Enfortumab Vedotin Plus Pembrolizumab Improves Survival in Muscle-Invasive Bladder Cancer

The phase III KEYNOTE-B15 trial met its primary endpoint, demonstrating that enfortumab vedotin plus pembrolizumab administered both before and after cystectomy significantly improved event-free survival compared with standard gemcitabine plus cisplatin neoadjuvant chemotherapy in patients with cisplatin-eligible muscle-invasive bladder cancer (MIBC). This represents the first phase III trial demonstrating superiority of a non-platinum regimen over cisplatin-based neoadjuvant chemotherapy in MIBC.

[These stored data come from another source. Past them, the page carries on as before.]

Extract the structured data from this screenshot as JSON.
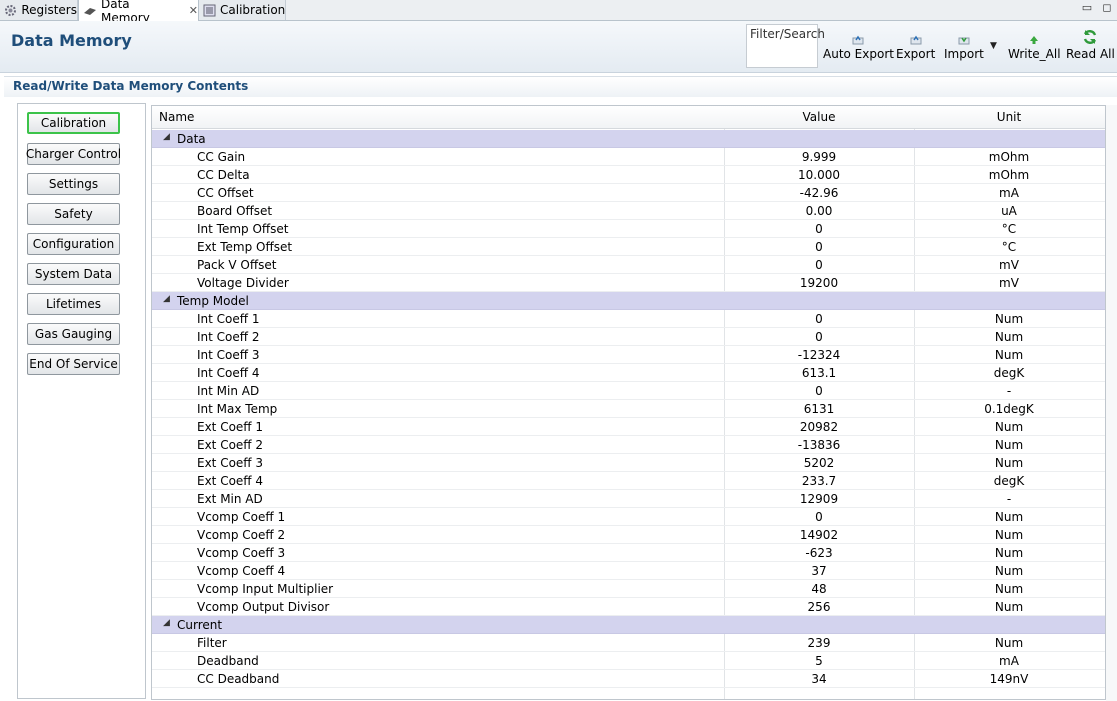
{
  "tabs": [
    {
      "label": "Registers",
      "icon": "gear-icon",
      "active": false
    },
    {
      "label": "Data Memory",
      "icon": "memory-chip-icon",
      "active": true,
      "close": "✕"
    },
    {
      "label": "Calibration",
      "icon": "calibration-icon",
      "active": false
    }
  ],
  "window_controls": {
    "minimize": "▭",
    "maximize": "◻"
  },
  "header": {
    "title": "Data Memory",
    "filter_label": "Filter/Search",
    "buttons": [
      {
        "label": "Auto Export",
        "icon": "auto-export-icon"
      },
      {
        "label": "Export",
        "icon": "export-icon"
      },
      {
        "label": "Import",
        "icon": "import-icon"
      },
      {
        "label": "Write_All",
        "icon": "green-up-arrow-icon"
      },
      {
        "label": "Read All",
        "icon": "green-refresh-icon"
      }
    ]
  },
  "section_title": "Read/Write Data Memory Contents",
  "nav": [
    {
      "label": "Calibration",
      "active": true
    },
    {
      "label": "Charger Control"
    },
    {
      "label": "Settings"
    },
    {
      "label": "Safety"
    },
    {
      "label": "Configuration"
    },
    {
      "label": "System Data"
    },
    {
      "label": "Lifetimes"
    },
    {
      "label": "Gas Gauging"
    },
    {
      "label": "End Of Service"
    }
  ],
  "table": {
    "columns": {
      "name": "Name",
      "value": "Value",
      "unit": "Unit"
    },
    "groups": [
      {
        "name": "Data",
        "rows": [
          {
            "name": "CC Gain",
            "value": "9.999",
            "unit": "mOhm"
          },
          {
            "name": "CC Delta",
            "value": "10.000",
            "unit": "mOhm"
          },
          {
            "name": "CC Offset",
            "value": "-42.96",
            "unit": "mA"
          },
          {
            "name": "Board Offset",
            "value": "0.00",
            "unit": "uA"
          },
          {
            "name": "Int Temp Offset",
            "value": "0",
            "unit": "°C"
          },
          {
            "name": "Ext Temp Offset",
            "value": "0",
            "unit": "°C"
          },
          {
            "name": "Pack V Offset",
            "value": "0",
            "unit": "mV"
          },
          {
            "name": "Voltage Divider",
            "value": "19200",
            "unit": "mV"
          }
        ]
      },
      {
        "name": "Temp Model",
        "rows": [
          {
            "name": "Int Coeff 1",
            "value": "0",
            "unit": "Num"
          },
          {
            "name": "Int Coeff 2",
            "value": "0",
            "unit": "Num"
          },
          {
            "name": "Int Coeff 3",
            "value": "-12324",
            "unit": "Num"
          },
          {
            "name": "Int Coeff 4",
            "value": "613.1",
            "unit": "degK"
          },
          {
            "name": "Int Min AD",
            "value": "0",
            "unit": "-"
          },
          {
            "name": "Int Max Temp",
            "value": "6131",
            "unit": "0.1degK"
          },
          {
            "name": "Ext Coeff 1",
            "value": "20982",
            "unit": "Num"
          },
          {
            "name": "Ext Coeff 2",
            "value": "-13836",
            "unit": "Num"
          },
          {
            "name": "Ext Coeff 3",
            "value": "5202",
            "unit": "Num"
          },
          {
            "name": "Ext Coeff 4",
            "value": "233.7",
            "unit": "degK"
          },
          {
            "name": "Ext Min AD",
            "value": "12909",
            "unit": "-"
          },
          {
            "name": "Vcomp Coeff 1",
            "value": "0",
            "unit": "Num"
          },
          {
            "name": "Vcomp Coeff 2",
            "value": "14902",
            "unit": "Num"
          },
          {
            "name": "Vcomp Coeff 3",
            "value": "-623",
            "unit": "Num"
          },
          {
            "name": "Vcomp Coeff 4",
            "value": "37",
            "unit": "Num"
          },
          {
            "name": "Vcomp Input Multiplier",
            "value": "48",
            "unit": "Num"
          },
          {
            "name": "Vcomp Output Divisor",
            "value": "256",
            "unit": "Num"
          }
        ]
      },
      {
        "name": "Current",
        "rows": [
          {
            "name": "Filter",
            "value": "239",
            "unit": "Num"
          },
          {
            "name": "Deadband",
            "value": "5",
            "unit": "mA"
          },
          {
            "name": "CC Deadband",
            "value": "34",
            "unit": "149nV"
          }
        ]
      }
    ]
  },
  "colors": {
    "accent_title": "#1f4e7a",
    "group_row": "#d3d3ee",
    "active_nav_border": "#3cc34a"
  }
}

KEYNOTE-B15 was a randomized, open-label phase III trial enrolling 808 patients with cisplatin-eligible MIBC scheduled for radical cystectomy. Patients were randomized to receive enfortumab vedotin plus pembrolizumab administered both before and after cystectomy, or standard gemcitabine plus cisplatin neoadjuvant chemotherapy, followed by cystectomy and observation. The primary endpoint was event-free survival assessed by blinded independent central review. Key secondary endpoints included overall survival and pathologic complete response.

Median event-free survival was not reached with enfortumab vedotin plus pembrolizumab compared with 48.5 months with cisplatin plus gemcitabine, with a hazard ratio of 0.53 (95% CI 0.41–0.70; P < 0.0001). This corresponds to a 47% reduction in recurrence, progression, or death. Landmark event-free survival rates were 86.0% vs 75.4% at 12 months and 79.4% vs 66.2% at 24 months. Benefit was consistent across major clinical subgroups, including PD-L1 status, age, sex, and geographic region.

A major improvement was observed in surgical outcomes. The pathologic complete response rate was 55.8% with enfortumab vedotin plus pembrolizumab compared with 32.5% with chemotherapy (P < 0.0001). Among patients undergoing surgery, the rates were 64.4% vs 36.3%, respectively. These findings suggest substantially deeper tumor eradication prior to cystectomy.

Treatment-emergent adverse events occurred in nearly all patients in both groups. Grade ≥3 adverse events occurred in 75.7% with enfortumab vedotin plus pembrolizumab compared with 67.2% with chemotherapy. Key toxicities included enfortumab vedotin-related skin reactions (63.5%), peripheral neuropathy (36%), hyperglycemia (13.2%), immune-related hypothyroidism (12.2%), and pneumonitis (6.9%). No unexpected safety signals were identified, confirming feasibility of prolonged perioperative therapy.

For more than two decades, cisplatin-based neoadjuvant chemotherapy followed by radical cystectomy has represented the standard treatment for muscle-invasive bladder cancer. Despite this approach, nearly 50% of patients ultimately develop metastatic recurrence, highlighting persistent unmet need for more effective perioperative strategies. Antibody–drug conjugates and immune checkpoint inhibitors have independently demonstrated substantial activity in advanced urothelial carcinoma.

This study introduces a perioperative immune-ADC strategy that improves event-free survival and overall survival, nearly doubles pathologic complete response rates, and moves treatment beyond chemotherapy dependence. The results support the emergence of a cisplatin-chemotherapy–free curative pathway, integrating systemic immune activation and targeted cytotoxic delivery. The findings position enfortumab vedotin plus pembrolizumab as a potential new standard of care for eligible patients undergoing radical cystectomy.